The characters in Christopher Chen's You Mean to Do Me Harm, now appearing at San Francisco Playhouse, find themselves in just such a modern predicament. Ben and Samantha are an interracial couple—he's white and she's Chinese. As the play opens, they are sharing drinks with Lindsey and Daniel, also an interracial pairing, but this time it's Daniel (Jomar Tagatac) who is Chinese and Lindsey (Katie Rubin) who's white. Lindsey and Ben had dated for a time years before, but now Ben (Cassidy Brown) has been hired by Flashpoint, the same company for which Daniel works, and the two couples are reconnecting. Or are they?

You see, while Ben is a bit of an expert on China (the "white China guy" as he puts it), and a new hire at Flashpoint (a company whose search engine is about to expand into the Asian market), Daniel, a Flashpoint exec, seems mistrustful of his new, soon-to-be colleague. This is symbolized by his mistrust of Ben's love of camping ("That's a lot of nature."), and especially by Daniel's reaction to the stories Ben tells of his wilderness trips with Lindsey all those years ago.

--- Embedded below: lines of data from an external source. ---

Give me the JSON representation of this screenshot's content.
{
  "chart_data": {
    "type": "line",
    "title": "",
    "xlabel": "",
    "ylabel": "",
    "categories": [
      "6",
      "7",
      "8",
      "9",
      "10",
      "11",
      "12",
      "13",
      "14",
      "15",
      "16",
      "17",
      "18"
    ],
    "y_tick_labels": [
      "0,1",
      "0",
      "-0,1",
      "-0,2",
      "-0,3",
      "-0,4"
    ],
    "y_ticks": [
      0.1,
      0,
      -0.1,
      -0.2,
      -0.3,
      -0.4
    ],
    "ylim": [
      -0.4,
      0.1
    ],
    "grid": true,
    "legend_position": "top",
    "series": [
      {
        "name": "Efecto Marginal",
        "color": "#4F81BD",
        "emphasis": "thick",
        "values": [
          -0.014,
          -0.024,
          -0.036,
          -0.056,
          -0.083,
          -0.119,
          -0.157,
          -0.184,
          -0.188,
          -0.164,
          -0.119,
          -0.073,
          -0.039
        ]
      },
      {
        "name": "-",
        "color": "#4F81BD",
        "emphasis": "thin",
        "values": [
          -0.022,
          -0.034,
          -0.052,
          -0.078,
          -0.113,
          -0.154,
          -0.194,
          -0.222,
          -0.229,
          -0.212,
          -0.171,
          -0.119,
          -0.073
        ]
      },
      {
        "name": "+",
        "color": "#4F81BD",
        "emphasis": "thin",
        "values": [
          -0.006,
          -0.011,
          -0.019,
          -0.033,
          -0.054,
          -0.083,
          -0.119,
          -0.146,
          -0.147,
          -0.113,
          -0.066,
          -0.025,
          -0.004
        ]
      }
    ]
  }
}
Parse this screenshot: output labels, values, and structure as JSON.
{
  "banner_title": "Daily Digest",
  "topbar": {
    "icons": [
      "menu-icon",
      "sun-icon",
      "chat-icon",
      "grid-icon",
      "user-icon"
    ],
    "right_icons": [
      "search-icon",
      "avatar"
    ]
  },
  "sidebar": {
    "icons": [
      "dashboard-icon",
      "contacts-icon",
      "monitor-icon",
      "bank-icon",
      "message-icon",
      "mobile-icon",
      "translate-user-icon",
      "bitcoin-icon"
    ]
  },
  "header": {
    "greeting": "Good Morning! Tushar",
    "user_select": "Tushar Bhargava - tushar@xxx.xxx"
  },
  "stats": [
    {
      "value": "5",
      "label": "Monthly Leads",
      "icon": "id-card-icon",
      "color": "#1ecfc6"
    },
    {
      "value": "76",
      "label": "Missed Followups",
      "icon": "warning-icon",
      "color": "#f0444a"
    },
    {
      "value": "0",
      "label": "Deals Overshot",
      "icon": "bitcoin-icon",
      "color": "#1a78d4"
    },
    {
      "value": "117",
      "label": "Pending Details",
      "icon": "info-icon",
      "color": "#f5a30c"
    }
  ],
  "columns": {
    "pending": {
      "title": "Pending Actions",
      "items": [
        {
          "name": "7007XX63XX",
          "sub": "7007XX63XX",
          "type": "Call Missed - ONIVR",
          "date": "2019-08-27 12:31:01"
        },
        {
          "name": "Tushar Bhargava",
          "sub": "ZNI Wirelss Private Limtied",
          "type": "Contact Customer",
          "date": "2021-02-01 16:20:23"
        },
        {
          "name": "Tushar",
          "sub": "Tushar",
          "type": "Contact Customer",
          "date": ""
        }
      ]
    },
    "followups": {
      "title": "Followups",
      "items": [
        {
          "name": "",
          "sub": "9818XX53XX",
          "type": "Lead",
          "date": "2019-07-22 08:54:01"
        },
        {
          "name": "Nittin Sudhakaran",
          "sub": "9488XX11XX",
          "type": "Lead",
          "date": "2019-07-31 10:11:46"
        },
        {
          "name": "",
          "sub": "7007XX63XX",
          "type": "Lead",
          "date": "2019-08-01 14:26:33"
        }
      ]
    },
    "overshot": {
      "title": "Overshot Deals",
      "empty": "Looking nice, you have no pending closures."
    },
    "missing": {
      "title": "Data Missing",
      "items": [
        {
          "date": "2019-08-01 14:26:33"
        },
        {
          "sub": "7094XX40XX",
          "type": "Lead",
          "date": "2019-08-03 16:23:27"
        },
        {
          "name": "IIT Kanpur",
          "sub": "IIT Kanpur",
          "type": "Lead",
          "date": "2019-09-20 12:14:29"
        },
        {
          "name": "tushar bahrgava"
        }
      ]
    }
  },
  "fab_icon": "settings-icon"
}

The conversation in this opening feels forced and awkward, and it's hard to determine whether that's the playwright's intent or an inability of the cast and director Bill English to tease out the natural rhythms in the text.

Technology—like that created by Ben, Daniel, and their engineering counterparts in companies like the fictional ones for which they work—has expanded our awareness of people and cultures outside our own local realms, but as Samantha (Charisse Loriaux) states, "Awareness is not rapport."

As this 90± intermissionless play progresses, the alcohol-induced warmth of the opening soon gives way to disconnections and misunderstandings borne of the very same cultural differences social technologies have either erased or laid bare, depending upon one's perspective. There are many clever dramatic elements in Chen's text. Most notably, he leaves all four actors on stage even when only two are participating in the scene, leaving the other pair as silent observers, like lurkers in an online chat room. Director English and his creative crew (notable work by set designer Angrette McCloskey) place the action in a spare, architectural setting that reinforces the chilly distance that exists between the characters. He separates scenes (and occasionally punctuates them) with static-y bursts of sound (from sound designer Theodore J. H. Hulsker) of the sort one might hear when plugging a cable into a wrong socket in a bit of electronic equipment, and projects images (also by Hulsker) both strange and familiar, on an upstage scrim.

All this disconnection managed to seep into this observer, and I spent the evening in a near constant state of discomfort. Some of this is no doubt due to the efforts of Chen and English to keep the audience a bit off-kilter, but some is also due to a very thin plot and even thinner characterizations. None of the four come off as truly dimensional, real people, and feel nothing like the Silicon Valley types I have known over the years. Instead they seem to be mere tools Chen uses to make his points about the gulf that exists between people and cultures. And while that may be satisfying on an intellectual level, it left me feeling that I was the one who had been done harm.

You Mean to Do Me Harm, through November 3, 2018, at San Francisco Playhouse, 450 Post Street, San Francisco CA. Performances are Tuesdays-Thursdays and Sundays at 7:00pm, Friday-Saturday at 8:00pm, with matinees Saturdays at 3:00pm and Sundays at 2:00pm. Tickets are $35-$125, available at www.sfplayhouse.org or by calling the box office at 415-677-9596.